Выбрать главу

В противоположность этому Маркс, исходя из труда в его значении элемента, конституирующего человеческое общество и своим развитием определяющего в последней инстанции общественное развитие, принимает в качестве принципа ценности тот фактор, качественная и количественная стороны которого — организация и производительная сила — причинно господствуют над общественной жизнью. Поэтому, основное понятие политической экономии то же, что и основное понятие исторического материализма. Оно должно быть одним и тем же, так как экономическая жизнь есть только часть исторической жизни, и, следовательно, экономическая закономерность должна быть такой же, как и историческая. Поскольку труд в его общественной форме становится мерилом ценности, политическая экономия конституируется как историческая и общественная наука. Вместе с тем, экономическое исследование ограничивается определённой эпохой исторического развития, когда благо становится товаром, т. е. когда труд и право распоряжения им не возводятся сознательно в принцип, регулирующий общественный обмен веществ и общественную власть, но когда этот принцип пролагает себе путь бессознательно и автоматически, как естественное свойство вещей, причём своеобразная фора, которую общественный обмен веществ принимает в обмене, приводит к тому, что труд отдельных лиц лишь постольку приобретает значение, поскольку он является общественным трудом. Общество тем самым распределило необходимое для него количество работы между своими членами и сказало каждому, сколько труда он должен затратить. Но отдельные лица об этом забыли, и лишь впоследствии, в самом общественном процессе, они узнают, какова была их доля.
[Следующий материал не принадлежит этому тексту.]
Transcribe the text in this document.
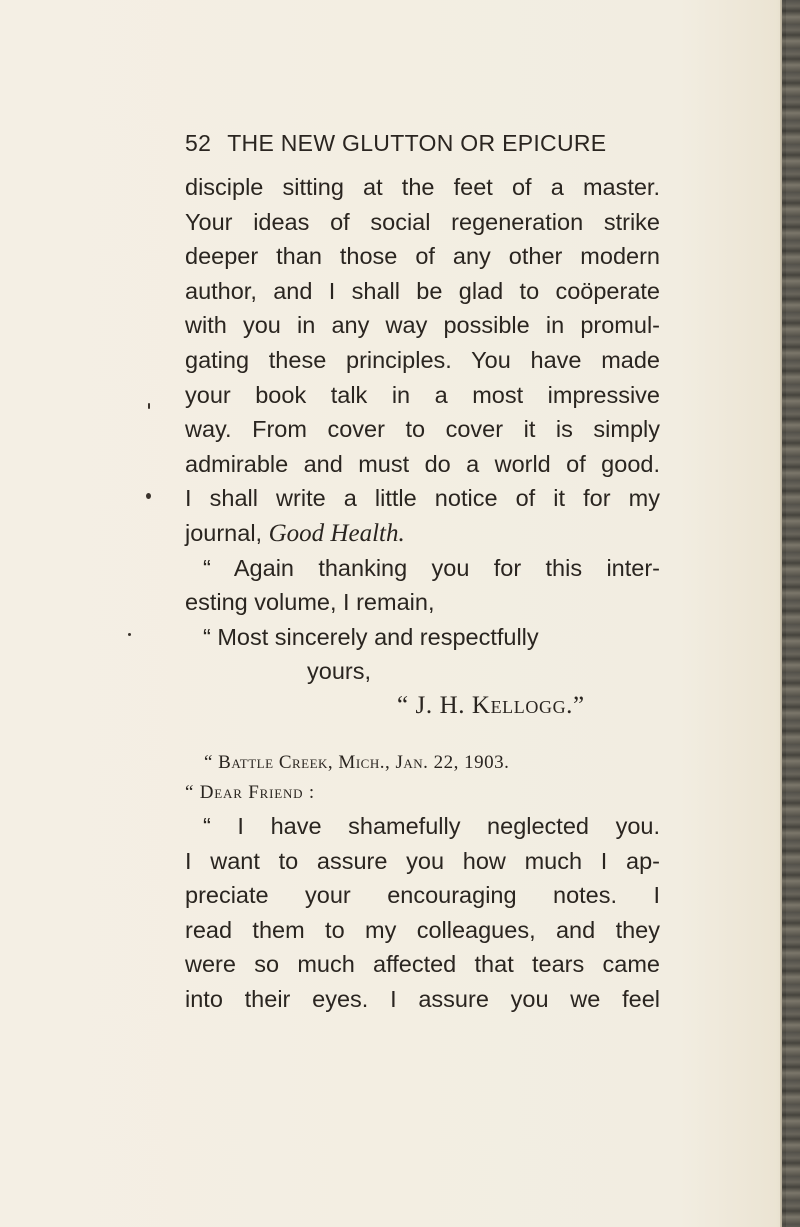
52 THE NEW GLUTTON OR EPICURE
disciple sitting at the feet of a master.
Your ideas of social regeneration strike
deeper than those of any other modern
author, and I shall be glad to coöperate
with you in any way possible in promul-
gating these principles. You have made
your book talk in a most impressive
way. From cover to cover it is simply
admirable and must do a world of good.
I shall write a little notice of it for my
journal, Good Health.
“ Again thanking you for this inter-
esting volume, I remain,
“ Most sincerely and respectfully
yours,
“ J. H. Kellogg.”
“ Battle Creek, Mich., Jan. 22, 1903.
“ Dear Friend :
“ I have shamefully neglected you.
I want to assure you how much I ap-
preciate your encouraging notes. I
read them to my colleagues, and they
were so much affected that tears came
into their eyes. I assure you we feel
Итак, закон ценности потому обладает реальностью, и труд потому является принципом ценности, что он есть та общественная связь, которая соединяет разложенное на атомы общество, а не потому, что он является важнейшим техническим фактом. Взяв исходным пунктом общественно-необходимый труд, Маркс создаёт возможность понять внутренний механизм общества, базирующегося на частной собственности и разделении труда. Для него индивидуальное отношение между человеком и благом служит предпосылкой; в обмене выявляется не различие индивидуальных оценок, а равенство исторически определённых производственных отношений; только при наличности этих производственных отношений хозяйственное благо превращается в товар, как в символ, как в вещественное выражение личных отношений, как в носителя общественного труда; и только в качестве символа, выражающего производную тех же производственных отношений, может принимать характер товара и продукт, не являющийся результатом труда.

Мы, таким образом, подошли к возражению Бёма: каким образом продукты природы могут иметь «меновую ценность». Естественные условия, в которых совершается труд, даны обществу, как нечто неизменное; из них, следовательно, нельзя вывести изменения общественных отношений. Изменяется только способ, которым труд достигает господства над этими естественными условиями. Степень, в которой это ему удаётся, определяет степень производительности труда. Изменение производительности касается лишь конкретного труда, создающего потребительные ценности; однако, в то время, как масса продуктов, в которой находит себе воплощение труд, создающий ценность, возрастает или уменьшается, в каждом отдельном экземпляре овеществляется большее или меньшее количество труда, чем раньше. И поскольку какая-нибудь сила природы находится в распоряжении одного лица и даёт ему возможность работать с производительностью большей, чем средняя общественная производительность труда, постольку он в состоянии реализовать некоторую дополнительную прибавочную ценность. Эта сверхценность, будучи капитализирована, представляет собой цену силы природы и того участка земли, с которым она связана. Земля не есть товар; она получает, однако, характер товара в длительном историческом процессе как условие производства товаров. Выражение ценность или цена земли есть лишь иррациональная форма, скрывающая за собой действительные производственные, а, следовательно, ценностные отношения. Земельная собственность не создаёт той части ценности, которая превращается в сверхприбыль, но она позволяет землевладельцу переложить эту сверхприбыль из кармана фабриканта в свой собственный карман. Приписывая дарам природы собственную ценность, Бём впадает в физиократическую иллюзию, будто рента проистекает из природы, а не из общества.